One quarter of the top BPOs will deplete by 2012
"As providers are exposed to the economic crisis, loss making contracts and an inability to adapt to standardized delivery models, many will struggle to survive in their current form. Some will be acquired and some will exit the market completely to be replaced by dynamic new players delivering BPO as automated, utility services," said Robert H. Brown, Research Vice President, Gartner.
The report "Assess and Manage Vendor Risks to Protect Your Business" has identified six key points to watch for, that might announce the predicted market shakeout. The report also identified the BPO vendors which may be the candidates for acquisition or for instant market exit.
The report suggests to look out for unprofitable portfolio BPO deals, as some BPO providers are carrying unprofitable contract portfolios, largely stemming from too much, too soon pursuit of the deals, without much thought as to how to transition them to a standardized, rationalized, profitable state of ongoing operations.
The enterprises have also been asked to gain insight into the vendor's track record of winning new businesses, particularly over a sustained period of two to three years. The report suggests that the loss of a major customer can be a leading indicator of trouble, especially if the remaining portfolio of business is small. The report suggested that some heavily leveraged vendors may be unable to obtain the necessary investment needed to bid on a business opportunity despite of attractive propositions.

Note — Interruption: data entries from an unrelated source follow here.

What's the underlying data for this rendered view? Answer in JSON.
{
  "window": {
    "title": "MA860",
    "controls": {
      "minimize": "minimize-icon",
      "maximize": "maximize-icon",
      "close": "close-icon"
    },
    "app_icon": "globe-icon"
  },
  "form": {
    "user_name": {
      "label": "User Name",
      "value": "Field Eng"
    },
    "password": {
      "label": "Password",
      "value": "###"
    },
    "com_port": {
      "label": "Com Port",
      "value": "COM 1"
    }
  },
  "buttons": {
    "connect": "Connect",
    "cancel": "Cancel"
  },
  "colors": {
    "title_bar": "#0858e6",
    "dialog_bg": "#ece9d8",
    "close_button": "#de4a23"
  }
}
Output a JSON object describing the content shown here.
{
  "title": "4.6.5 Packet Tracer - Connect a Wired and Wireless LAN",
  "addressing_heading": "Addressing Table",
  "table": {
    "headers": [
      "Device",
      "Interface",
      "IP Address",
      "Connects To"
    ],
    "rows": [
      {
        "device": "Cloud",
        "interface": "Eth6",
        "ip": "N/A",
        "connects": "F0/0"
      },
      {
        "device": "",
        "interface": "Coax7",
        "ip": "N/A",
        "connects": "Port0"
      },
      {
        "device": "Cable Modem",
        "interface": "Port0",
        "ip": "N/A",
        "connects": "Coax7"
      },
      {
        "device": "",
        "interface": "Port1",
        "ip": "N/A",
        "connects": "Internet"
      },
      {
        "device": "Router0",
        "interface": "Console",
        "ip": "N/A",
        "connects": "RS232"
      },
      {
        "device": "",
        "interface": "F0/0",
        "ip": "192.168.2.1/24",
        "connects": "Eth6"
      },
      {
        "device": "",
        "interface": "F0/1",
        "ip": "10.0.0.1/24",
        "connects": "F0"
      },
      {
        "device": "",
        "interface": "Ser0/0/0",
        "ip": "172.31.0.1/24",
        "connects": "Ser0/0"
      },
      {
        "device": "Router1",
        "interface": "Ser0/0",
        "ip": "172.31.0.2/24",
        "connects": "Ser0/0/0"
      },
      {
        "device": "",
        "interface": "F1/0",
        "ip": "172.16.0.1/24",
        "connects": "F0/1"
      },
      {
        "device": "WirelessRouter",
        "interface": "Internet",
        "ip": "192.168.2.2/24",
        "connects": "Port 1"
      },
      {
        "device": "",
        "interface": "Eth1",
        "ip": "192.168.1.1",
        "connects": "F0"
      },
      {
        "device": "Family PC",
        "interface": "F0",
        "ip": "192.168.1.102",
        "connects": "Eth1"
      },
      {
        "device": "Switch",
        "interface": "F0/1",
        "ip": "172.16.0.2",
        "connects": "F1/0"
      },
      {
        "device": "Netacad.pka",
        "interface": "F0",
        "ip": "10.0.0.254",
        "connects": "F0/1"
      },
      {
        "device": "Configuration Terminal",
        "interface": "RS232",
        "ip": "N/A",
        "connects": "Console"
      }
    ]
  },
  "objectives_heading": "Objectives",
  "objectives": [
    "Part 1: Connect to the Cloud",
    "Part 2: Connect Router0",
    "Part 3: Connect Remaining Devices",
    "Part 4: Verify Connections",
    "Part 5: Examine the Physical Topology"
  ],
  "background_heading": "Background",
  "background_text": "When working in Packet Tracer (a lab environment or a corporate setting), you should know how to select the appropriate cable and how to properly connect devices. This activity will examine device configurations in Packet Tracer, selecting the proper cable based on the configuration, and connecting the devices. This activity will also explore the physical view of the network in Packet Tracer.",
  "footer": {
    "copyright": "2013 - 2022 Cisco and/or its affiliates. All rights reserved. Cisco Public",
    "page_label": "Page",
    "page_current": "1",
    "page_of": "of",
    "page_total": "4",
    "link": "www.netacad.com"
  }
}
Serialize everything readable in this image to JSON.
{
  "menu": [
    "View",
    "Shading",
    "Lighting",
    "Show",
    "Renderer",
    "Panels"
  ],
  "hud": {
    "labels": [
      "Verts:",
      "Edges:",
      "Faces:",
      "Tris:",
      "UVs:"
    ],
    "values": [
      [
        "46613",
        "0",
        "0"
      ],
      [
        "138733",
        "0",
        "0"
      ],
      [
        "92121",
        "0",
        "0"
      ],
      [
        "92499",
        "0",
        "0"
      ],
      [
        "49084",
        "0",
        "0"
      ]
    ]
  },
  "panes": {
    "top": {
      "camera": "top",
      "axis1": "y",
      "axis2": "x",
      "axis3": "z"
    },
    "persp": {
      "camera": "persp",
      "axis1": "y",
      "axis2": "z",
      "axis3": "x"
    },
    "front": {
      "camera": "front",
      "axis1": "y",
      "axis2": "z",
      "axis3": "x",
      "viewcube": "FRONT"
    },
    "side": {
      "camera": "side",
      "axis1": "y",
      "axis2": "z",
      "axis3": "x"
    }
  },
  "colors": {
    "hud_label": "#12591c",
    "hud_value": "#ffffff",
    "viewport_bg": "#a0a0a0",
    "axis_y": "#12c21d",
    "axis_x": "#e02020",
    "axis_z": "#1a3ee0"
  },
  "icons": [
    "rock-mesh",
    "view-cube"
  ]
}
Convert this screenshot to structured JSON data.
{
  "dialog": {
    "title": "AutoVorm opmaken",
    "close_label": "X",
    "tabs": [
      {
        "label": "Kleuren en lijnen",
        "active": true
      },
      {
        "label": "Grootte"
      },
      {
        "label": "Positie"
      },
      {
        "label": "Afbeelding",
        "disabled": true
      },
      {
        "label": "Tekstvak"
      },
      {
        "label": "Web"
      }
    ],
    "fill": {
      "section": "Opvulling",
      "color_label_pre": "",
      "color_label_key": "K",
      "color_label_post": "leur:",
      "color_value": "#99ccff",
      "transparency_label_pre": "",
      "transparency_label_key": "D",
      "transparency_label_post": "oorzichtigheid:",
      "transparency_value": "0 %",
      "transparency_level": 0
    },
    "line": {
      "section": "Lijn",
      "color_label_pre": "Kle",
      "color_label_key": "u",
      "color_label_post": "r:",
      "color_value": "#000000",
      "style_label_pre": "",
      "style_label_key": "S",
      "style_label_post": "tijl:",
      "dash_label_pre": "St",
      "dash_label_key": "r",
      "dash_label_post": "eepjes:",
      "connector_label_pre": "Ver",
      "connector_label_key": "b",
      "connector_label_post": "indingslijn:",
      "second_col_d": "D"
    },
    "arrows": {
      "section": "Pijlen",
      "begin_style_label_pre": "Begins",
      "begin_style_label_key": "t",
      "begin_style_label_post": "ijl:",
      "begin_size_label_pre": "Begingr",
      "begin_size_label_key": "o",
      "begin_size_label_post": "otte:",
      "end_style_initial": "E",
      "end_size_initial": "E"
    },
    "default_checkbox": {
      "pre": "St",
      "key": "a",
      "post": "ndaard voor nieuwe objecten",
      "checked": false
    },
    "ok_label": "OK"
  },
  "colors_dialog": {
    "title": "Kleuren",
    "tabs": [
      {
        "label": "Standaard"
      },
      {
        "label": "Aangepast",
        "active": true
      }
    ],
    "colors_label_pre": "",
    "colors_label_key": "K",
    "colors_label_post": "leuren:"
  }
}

The financial services sector accounts for about one-third of the total BPO market globally and provides significant amount of BPO revenue. The banking sector was the first to be exposed to the credit crunch resulting to financial meltdown. The mergers and acquisitions saw both current and prospective buyers of BPO getting out of play and this exposure could still leave many BPO providers vulnerable for long term.
Also, as per Gartner's previous BPO survey report, cancellation rates rose in 2008 as compared to 2007 data. On this basis, the report advises buyers to build exit strategies into contracts and develop contingencies for contract termination, especially before signing the deal.